Tränen, Panik, Schlangen von Menschen, die für Sauerstoffzylinder anstehen, und ganz viel Wut und Ärger auf die Regierung. Das sind die Bilder, die dieser Tage aus Manaus um die Welt gehen.

Die größte Stadt der Amazonasregion Brasiliens leidet wie keine unter dem Ausbruch der zweiten Welle der Corona-Epidemie im größten Land Lateinamerikas. Über 4300 Menschen sind in der Stadt bereits an Covid-19 gestorben, Spitäler sind überfüllt. Sogar aus dem Armenhaus Venezuela musste Brasilien Sauerstoff importieren.

Nur ein Bruchteil bislang geimpft

Währenddessen läuft allmählich die Impfkampagne auch in Brasilien an, obwohl Präsident Jair Bolsonaro alles darangesetzt hat, den Beginn der Immunisierung der Menschen so weit wie möglich zu boykottieren. In dem Land mit 210 Millionen Einwohnern sind bislang erst knapp 500.000 geimpft. "Wir zahlen Steuern, wir kaufen, wir halten die Wirtschaft der Stadt am Laufen, und wenn wir einmal die Hilfe der Behörden brauchen, dann bekommen wir sie nicht", sagt eine Frau in Manaus unter Tränen, als sie ihren Sauerstofftank für ihre schwer kranke Mutter aufladen lassen will, die zu Hause unter Covid-19 leidet. Die Wut auf die Regierung wächst mit jedem Tag.



Bolsonaro hat weder die Pandemie noch die Wirtschaft im Griff: Das Bruttoinlandsprodukt der größten Volkswirtschaft Lateinamerikas fällt laut Prognose der Zentralbank 2021 um 4,4 Prozent. Trotz den weltweit drittmeisten Infizierten (8,8 Millionen) und den zweitmeisten Toten (216.000) tut Bolsonaro immer noch so, als sei Corona eine "gripezinha", eine kleine Grippe. Er wehrt sich mit Händen und Füßen gegen die Impfung, die das Oberste Gericht vor Weihnachten faktisch für jeden Brasilianer verpflichtend machte.

Angehörige trauern um ihre an oder mit Corona Verstorbenen
Angehörige trauern um ihre an oder mit Corona Verstorbenen © (c) AFP (MARCIO JAMES)



Mediziner und Wissenschaftler kritisieren, dass die Regierung nach wie vor keinerlei Strategie habe, wie die Bevölkerung des Landes mittelfristig gegen die Infektionskrankheit geschützt werden könne. Es gebe keinerlei Zusammenarbeit der staatlichen Gesundheitsbehörden mit Ärzten und Forschern, kritisiert eine Gruppe von Experten in einem Artikel für die Zeitschrift "The Lancet". Darin heißt es, dass 150.000 Menschen hätten gerettet werden können, wenn die Regierung kooperiert und einen Impfplan hätte. Dieser fehlt nach wie vor. Epidemiologe Pedro Hallal von der Universidade Federal de Pelotas wirft der radikal rechten Regierung vor, nicht einmal "mittelmäßige" Arbeit beim Kampf gegen Corona zu machen.

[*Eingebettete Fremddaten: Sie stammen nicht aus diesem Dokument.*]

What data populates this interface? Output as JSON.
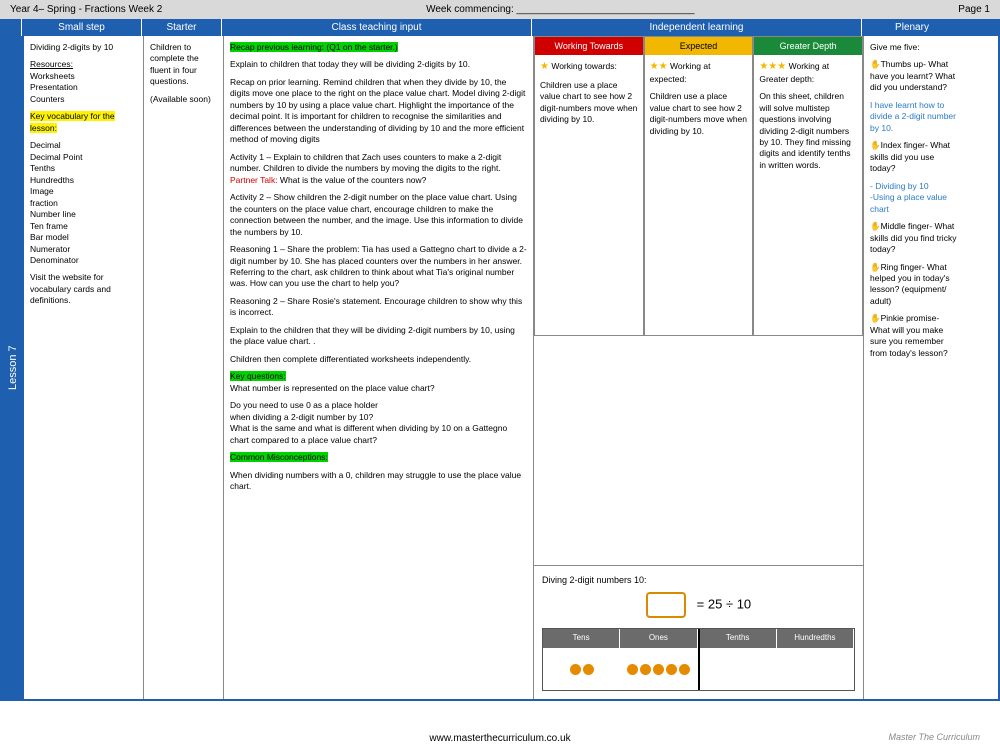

Präsidentenwahl im nächsten Jahr

Es sind die Gouverneure der einzelnen Staaten, die mit den Impfungen vorangehen – und hier vor allem João Doria. Er ist Gouverneur des Bundesstaates São Paulo und einer der aussichtsreichsten Gegenkandidaten bei der Präsidentenwahl im nächsten Jahr.
Unterdessen beginnt Bolsonaro schon, das Vertrauen in die Abstimmung zu untergraben: Es könne in Brasilien ähnliches Chaos drohen wie in den USA beim "Sturm auf das Kapitol", warnte er. "Wenn wir 2022 nicht zur traditionellen Wahl mit papierenen Stimmzetteln zurückkehren, um die Abstimmung überprüfen zu können, werden wir hier ein noch größeres Problem haben."

Falls er an den Urnen verlieren sollte, liebäugelt Bolsonaro offenbar auch mit Attacken auf die Demokratie, die nach seinem Duktus dem "Establishment" zum Machterhalt diene. Seine Anhänger würden ihm Macht sichern. Zur Not auch mit Gewalt.